Tuesday, February 01, 2005

Midnight missive

It's going on midnight at the end of a long day. Every Tuesday finds me working my day-job, then commuting over to the community college to teach a class to LPN (Licensed Practical Nurse) students, away from home over 12 hours. Being only my second semester as a teacher, I'm still trying to find that correct balance between mind-numbing didactic lecture and somewhat-less-mind-numbing non-lecture activity. With reams of detailed information to cover, and a class of 25 tired adult students who also work and have personal lives and children to care for (several of my students work 11pm to 7pm after attending my 4pm to 10pm class!), I am hard pressed to keep it interesting and varied enough to hold their attention and make learning at least somewhat enjoyable, or at least not painful.

Tonight, I chose to spend 40 minutes reading aloud to the class from Sherwin Nuland's The Wisdom of the Body, the chosen chapter being a compelling story of a woman's brush with death from internal bleeding and a surgeon's heroic attempt to (successfully) save her life. The author writes so well--my students were on the edges of their collective seats and were the quietest and most attentive that they've ever been!
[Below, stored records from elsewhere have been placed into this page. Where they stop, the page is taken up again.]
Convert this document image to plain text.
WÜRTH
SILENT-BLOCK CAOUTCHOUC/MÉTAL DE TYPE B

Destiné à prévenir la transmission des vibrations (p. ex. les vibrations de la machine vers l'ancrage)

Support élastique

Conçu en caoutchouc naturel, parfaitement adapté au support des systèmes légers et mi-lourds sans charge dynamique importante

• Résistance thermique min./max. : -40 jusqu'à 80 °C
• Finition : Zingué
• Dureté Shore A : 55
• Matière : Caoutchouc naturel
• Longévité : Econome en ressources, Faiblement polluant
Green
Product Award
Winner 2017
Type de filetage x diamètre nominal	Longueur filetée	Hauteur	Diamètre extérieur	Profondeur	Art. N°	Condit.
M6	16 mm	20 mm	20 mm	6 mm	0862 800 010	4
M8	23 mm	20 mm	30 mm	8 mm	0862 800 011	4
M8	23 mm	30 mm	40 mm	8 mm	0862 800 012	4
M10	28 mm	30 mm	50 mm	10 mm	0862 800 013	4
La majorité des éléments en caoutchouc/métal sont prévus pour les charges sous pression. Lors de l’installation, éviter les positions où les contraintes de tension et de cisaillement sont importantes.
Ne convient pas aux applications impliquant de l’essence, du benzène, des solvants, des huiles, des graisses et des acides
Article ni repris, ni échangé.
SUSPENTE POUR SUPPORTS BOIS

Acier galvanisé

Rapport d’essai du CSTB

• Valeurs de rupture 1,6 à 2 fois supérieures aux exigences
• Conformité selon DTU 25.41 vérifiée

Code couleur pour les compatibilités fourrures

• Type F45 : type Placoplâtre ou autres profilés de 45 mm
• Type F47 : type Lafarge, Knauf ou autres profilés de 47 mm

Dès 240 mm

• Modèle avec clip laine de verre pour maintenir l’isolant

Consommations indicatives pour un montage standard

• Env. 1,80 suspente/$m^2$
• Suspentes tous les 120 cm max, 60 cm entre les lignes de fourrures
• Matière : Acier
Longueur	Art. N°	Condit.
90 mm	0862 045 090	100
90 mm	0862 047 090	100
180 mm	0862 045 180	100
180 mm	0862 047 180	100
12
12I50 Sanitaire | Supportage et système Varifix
Overall, the class went well, and I end a long day in front of the fire with Mary and the dogs; Tina, the small grey canine snores at my feet, as she so often does. As the fire in the woodstove burns itself out, I prepare to retire to the warm bed and bid another day well-lived.

No regrets today. My work is done, it was done well, and I can sleep a tired but satisfied slumber. It's cold, the day was long, my brain is fried, but this is the current path of choice, and I embrace it today in its entirety. Life is for living, after all.